In his first book, Dreams from My Father, published in 1995, Barack Obama described his childhood in Hawaii and Indonesia and his early adult years serving the poor, mainly black, communities of Chicago. The book ended with a visit to his father’s homeland, Kenya. At this stage, Barack Obama was still resolving the issue of his black identity, the ‘enough of a cross to bear’ as he called it. In this second book, The Audacity of Hope, published in 2006, the resurrected soul is free to explore the universal problems of poverty in whatever colour, race or community they appear. The masses have every reason to doubt the motives of those who bid for high political office but in Barack Obama they found a leader in whom they could place their trust.

Barack Obama explains the socioeconomic and political situation in the USA with great clarity and erudition. Based on wide reading, years of working with poor communities and wide-ranging discussions with politicians of all persuasions, he searches for solutions that both target his objectives and compromise with the realities of the often gridlocked political situation. As a US Senator during the Republican administration of George W Bush, he explains how he could not promote his own bills but was successful in advancing numerous amendments that ameliorated the impact on the weak and vulnerable.
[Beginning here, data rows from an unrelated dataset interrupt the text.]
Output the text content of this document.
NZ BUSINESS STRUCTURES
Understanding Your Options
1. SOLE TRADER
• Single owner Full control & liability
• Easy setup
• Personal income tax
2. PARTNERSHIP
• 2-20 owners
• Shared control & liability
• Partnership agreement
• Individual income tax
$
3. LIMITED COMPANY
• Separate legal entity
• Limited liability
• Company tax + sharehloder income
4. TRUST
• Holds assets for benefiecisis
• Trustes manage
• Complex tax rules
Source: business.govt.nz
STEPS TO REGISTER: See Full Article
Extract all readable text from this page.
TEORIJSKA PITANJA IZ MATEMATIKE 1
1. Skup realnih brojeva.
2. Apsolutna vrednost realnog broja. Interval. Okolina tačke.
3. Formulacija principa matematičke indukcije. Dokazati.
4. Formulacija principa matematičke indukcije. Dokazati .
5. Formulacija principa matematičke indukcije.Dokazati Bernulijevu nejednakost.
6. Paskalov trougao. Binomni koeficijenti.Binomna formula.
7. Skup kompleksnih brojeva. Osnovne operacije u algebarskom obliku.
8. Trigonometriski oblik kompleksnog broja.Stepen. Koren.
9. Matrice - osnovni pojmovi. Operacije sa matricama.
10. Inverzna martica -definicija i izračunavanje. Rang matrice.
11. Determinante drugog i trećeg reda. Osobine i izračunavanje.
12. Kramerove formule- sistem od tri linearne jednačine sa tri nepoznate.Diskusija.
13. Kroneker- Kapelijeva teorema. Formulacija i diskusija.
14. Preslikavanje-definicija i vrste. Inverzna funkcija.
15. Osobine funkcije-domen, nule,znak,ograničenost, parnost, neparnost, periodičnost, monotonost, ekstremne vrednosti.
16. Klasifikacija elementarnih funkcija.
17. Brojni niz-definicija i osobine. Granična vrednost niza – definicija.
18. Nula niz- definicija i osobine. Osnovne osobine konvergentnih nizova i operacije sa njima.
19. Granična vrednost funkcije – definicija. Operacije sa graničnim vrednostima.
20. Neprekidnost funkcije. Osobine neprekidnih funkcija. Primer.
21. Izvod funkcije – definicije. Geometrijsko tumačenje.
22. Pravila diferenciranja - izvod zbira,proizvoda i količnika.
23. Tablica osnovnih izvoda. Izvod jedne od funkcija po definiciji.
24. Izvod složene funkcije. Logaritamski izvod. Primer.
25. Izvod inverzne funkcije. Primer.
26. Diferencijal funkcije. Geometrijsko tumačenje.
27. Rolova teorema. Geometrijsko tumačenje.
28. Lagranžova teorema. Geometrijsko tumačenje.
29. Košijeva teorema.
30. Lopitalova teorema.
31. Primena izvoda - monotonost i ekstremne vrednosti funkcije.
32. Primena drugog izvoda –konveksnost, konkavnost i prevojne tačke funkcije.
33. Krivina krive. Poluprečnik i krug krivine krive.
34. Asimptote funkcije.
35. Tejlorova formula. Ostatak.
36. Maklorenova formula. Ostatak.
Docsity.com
The book ends with the words ‘My heart is filled with love for this country.’ Barack Obama venerates the US Constitution bequeathed by the founding fathers and adheres to most of its basic principles. However he also realises that times change and some revision is necessary, especially with the second amendment: the right to bear arms. Another of his aims is to establish universal health care, free at the point of delivery. He is aware that in gun control, health care provision and welfare benefits generally, most other advanced countries are now far ahead of the USA. He regrets that the world’s richest country neglects the welfare of so many of its citizens.

Barack Obama is a self-confessed man of faith but he believes in freedom of worship and the separation of church and state. He opposes fundamentalism in all its guises and believes that people of all faiths desire the same things: meaningful employment, social security and family life, and that they could achieve them by coming together in a spirit of tolerance and mutual respect. He notes that some churches have amassed enormous wealth that could be better spent towards these ends.

This book is now read after the phenomenon of the Obama Presidency, during which he struggled to advance his policies against determined and powerful opposition. It is sad to observe that in a modern democracy people can still be persuaded to vote against their own best interests. In time, enough people may realise that this book both explains how the USA is, and shows how it should be.